Nur wie? Schwimmend?
Und wohin? Es gibt keine Schlepperbanden, die sich die Mühe machten,
Kinder wieder nach Afghanistan zurückzubringen. Und kein Geld, das
Menschen wie Milad geblieben wäre.
Lesbos war vom Ziel
zur Falle geworden. Und das nicht nur für ihn.
So endet die »South
Eastern European Route«, dieser alarmierend dicke Pfeil auf den
Observierungskarten der Europäischen Union, vor allem für Kinder in
einem staubigen Gewerbegebiet nördlich von Mitilini: Pagani. In
einem Lagerhaus, das einmal zum Stapeln von Waren erbaut wurde, nicht
zur Unterbringung von Menschen. Wie in einem Schweinestall reiht sich
Box an Box, Zelle an Zelle. Der Boden ist aus Beton, drei von vier
Wänden der riesigen Halle sind fensterlos, nur die Frontseite ist
offen, ein Gitter, durch das im Sommer die Sonne brennt und im Winter
kalter Wind weht. Für höchstens 300 Menschen bietet die
heruntergekommene Halle Platz, doch im vergangenen Sommer waren hier
bis zu 1000 Menschen eingepfercht. Das Gelände ist mit Stacheldraht
umzäunt. Es gibt keinen Hofgang und keinen Kontakt zur Außenwelt.

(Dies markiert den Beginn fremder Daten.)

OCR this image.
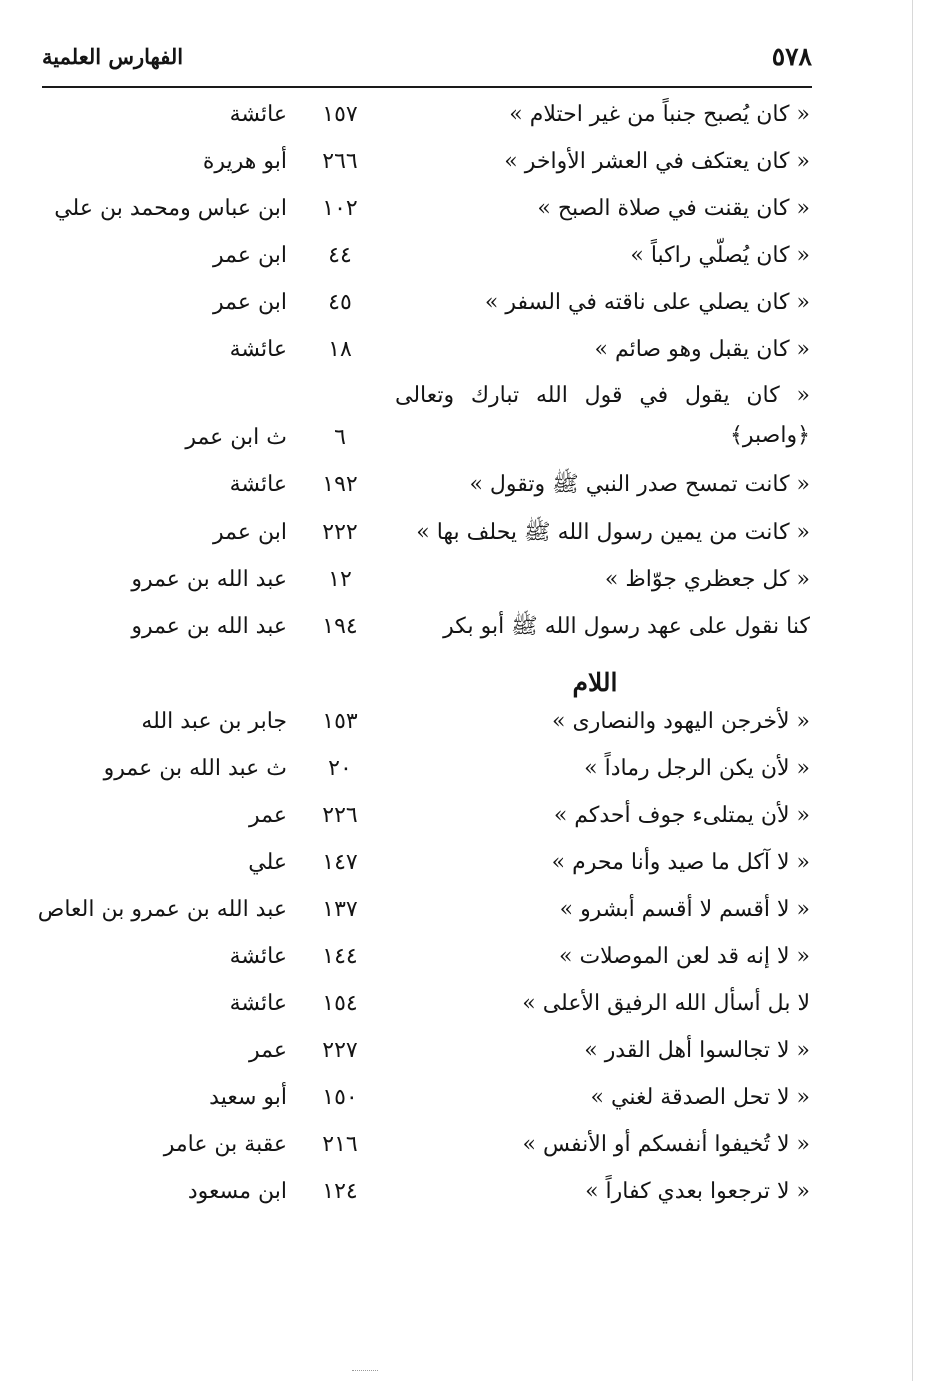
٥٧٨
الفهارس العلمية
« كان يُصبح جنباً من غير احتلام »
١٥٧
عائشة
« كان يعتكف في العشر الأواخر »
٢٦٦
أبو هريرة
« كان يقنت في صلاة الصبح »
١٠٢
ابن عباس ومحمد بن علي
« كان يُصلّي راكباً »
٤٤
ابن عمر
« كان يصلي على ناقته في السفر »
٤٥
ابن عمر
« كان يقبل وهو صائم »
١٨
عائشة
« كان يقول في قول الله تبارك وتعالى ﴿واصبر﴾
٦
ث ابن عمر
« كانت تمسح صدر النبي ﷺ وتقول »
١٩٢
عائشة
« كانت من يمين رسول الله ﷺ يحلف بها »
٢٢٢
ابن عمر
« كل جعظري جوّاظ »
١٢
عبد الله بن عمرو
كنا نقول على عهد رسول الله ﷺ أبو بكر
١٩٤
عبد الله بن عمرو
اللام
« لأخرجن اليهود والنصارى »
١٥٣
جابر بن عبد الله
« لأن يكن الرجل رماداً »
٢٠
ث عبد الله بن عمرو
« لأن يمتلىء جوف أحدكم »
٢٢٦
عمر
« لا آكل ما صيد وأنا محرم »
١٤٧
علي
« لا أقسم لا أقسم أبشرو »
١٣٧
عبد الله بن عمرو بن العاص
« لا إنه قد لعن الموصلات »
١٤٤
عائشة
لا بل أسأل الله الرفيق الأعلى »
١٥٤
عائشة
« لا تجالسوا أهل القدر »
٢٢٧
عمر
« لا تحل الصدقة لغني »
١٥٠
أبو سعيد
« لا تُخيفوا أنفسكم أو الأنفس »
٢١٦
عقبة بن عامر
« لا ترجعوا بعدي كفاراً »
١٢٤
ابن مسعود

Es stinkt beißend nach Exkrementen.
Pagani ist der
Kinderknast von Lesbos. Ein Ort des Verdrängens und Vergessens. Der
Ort, an dem wortreiche europäische Asylpolitik, an dem Dublin II,
diese zehn Seiten Papier, zu einer Wahrheit wird. Zu einer
Demütigung.
Zweimal, manchmal
dreimal in der Woche steht Nayem, der traurige Dolmetscher, vor
diesem Lagerhaus der Kinder, an seiner Seite Toulina Demeli, eine
Anwältin, die sich um die Gefangenen von Lesbos kümmert. »Wir
dürfen die Zellen nicht betreten«, sagt sie. Wer mit den Kindern
reden will, muss durch das Gitter rufen. »Die weiter hinten stehen,
kann ich nicht erreichen.«
Rastlos führt die
Anwältin Demeli Gespräche ohne Blickkontakt, Nayem übersetzt.
»Warum sind wir
hier eingesperrt?«
»Weil du die
Landesgrenze ohne gültige Papiere überschritten hast.«
»Wann werden wir
freigelassen?«
»Das liegt alleine
an der Polizei.«
»Was, wenn es mir
gelingt, abzuhauen?«
»Dann gibt es nur
noch mehr Probleme.«
Europa kennt auf die
Fragen der Kinder nur drei Antworten: Polizei, Papiere und Probleme.
In die
Lebensgeschichten, die Toulina Demeli durch die Gitter von Pagani
zugerufen bekommt, haben sich der Krieg und Zerfall Afghanistans
gefressen. Die Familien der meisten Jugendlichen haben sich
aufgelöst, manche sind ausgelöscht. Die nächsten Verwandten sind
untergetaucht oder ums Leben gekommen. Immer mehr Kinder und
Jugendliche sind ohne Schutz, das macht sie zunehmend zu Freiwild.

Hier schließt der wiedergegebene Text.